From Morgan Stanley economist Stephen Roach's May 19th essay titled A Tale of Two Asias:

If India is to services as China is to manufacturing, what role does that leave for the high-cost developed world? Down the road, if India also succeeds in pushing into manufacturing while China makes successful forays into services, the same question becomes all the more threatening to the world’s major industrial economies. Protectionism is the biggest risk in all this. IT-enabled globalization is pushing economic development into manufacturing and services at a breakneck pace. Moreover, IT-enabled connectivity has increasingly transformed once non-tradable services into tradables -- and has moved rapidly up the value chain and occupational hierarchy in doing so. The result is a mounting sense of economic insecurity in the developed world that has become a lightning rod for political action that, unfortunately, has unleashed an increasingly worrisome protectionist backlash.

This is not the experience that orthodox economics understands. The win-win theory of globalization -- workers in poor countries get rich through trade but then turn around and buy things made by rich countries -- just isn’t working. That’s because both the speed and scope of an IT-enabled globalization has broken the mold of the classic theory of comparative advantage. In days of yore, it was fine -- albeit painful -- for rich countries to give up market share in tradable manufactured products. That’s because highly-educated knowledge workers could seek refuge and shelter in nontradable services. However, with nontradables becoming tradable and with educational attainment and skillsets rising rapidly in the developing world, the security of the old way has all but vanished. Sadly, that provides both the justification and the opening for protectionists.

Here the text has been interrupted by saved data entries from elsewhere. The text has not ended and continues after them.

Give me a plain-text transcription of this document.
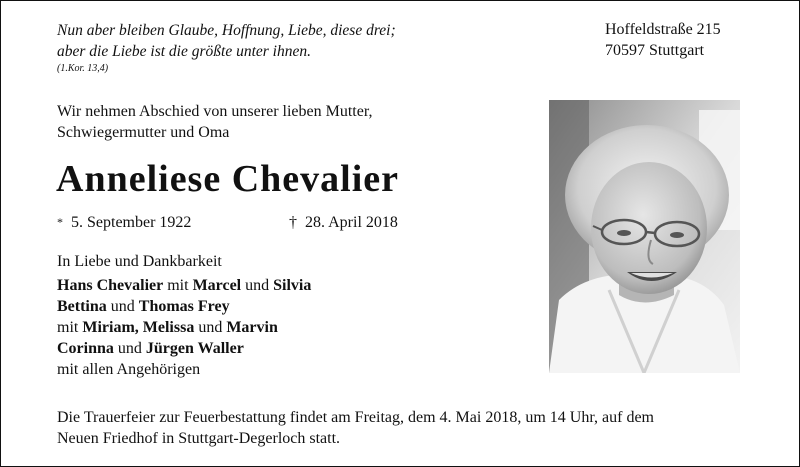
Nun aber bleiben Glaube, Hoffnung, Liebe, diese drei;
aber die Liebe ist die größte unter ihnen.
(1.Kor. 13,4)
Hoffeldstraße 215
70597 Stuttgart
Wir nehmen Abschied von unserer lieben Mutter,
Schwiegermutter und Oma
Anneliese Chevalier
* 5. September 1922	† 28. April 2018
In Liebe und Dankbarkeit
Hans Chevalier mit Marcel und Silvia
Bettina und Thomas Frey
mit Miriam, Melissa und Marvin
Corinna und Jürgen Waller
mit allen Angehörigen
Die Trauerfeier zur Feuerbestattung findet am Freitag, dem 4. Mai 2018, um 14 Uhr, auf dem
Neuen Friedhof in Stuttgart-Degerloch statt.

China and India represent the future of Asia -- and quite possibly the future for the global economy. Yet both economies now need to fine-tune their development strategies by expanding their economic power bases. If these mid-course corrections are well executed -- and there is good reason to believe that will be the case -- China and India should play an increasingly powerful role in driving the global growth dynamic for years to come. With that role, however, comes equally important consequences. IT-enabled globalization has introduced an unexpected complication into the process -- a time compression of economic development that has caught the rich industrial world by surprise. Out of that surprise comes a heightened sense of economic security that has stoked an increasingly dangerous protectionist backlash. This could well pose yet another major challenge to China and India -- learning how to live with the consequences of their successes.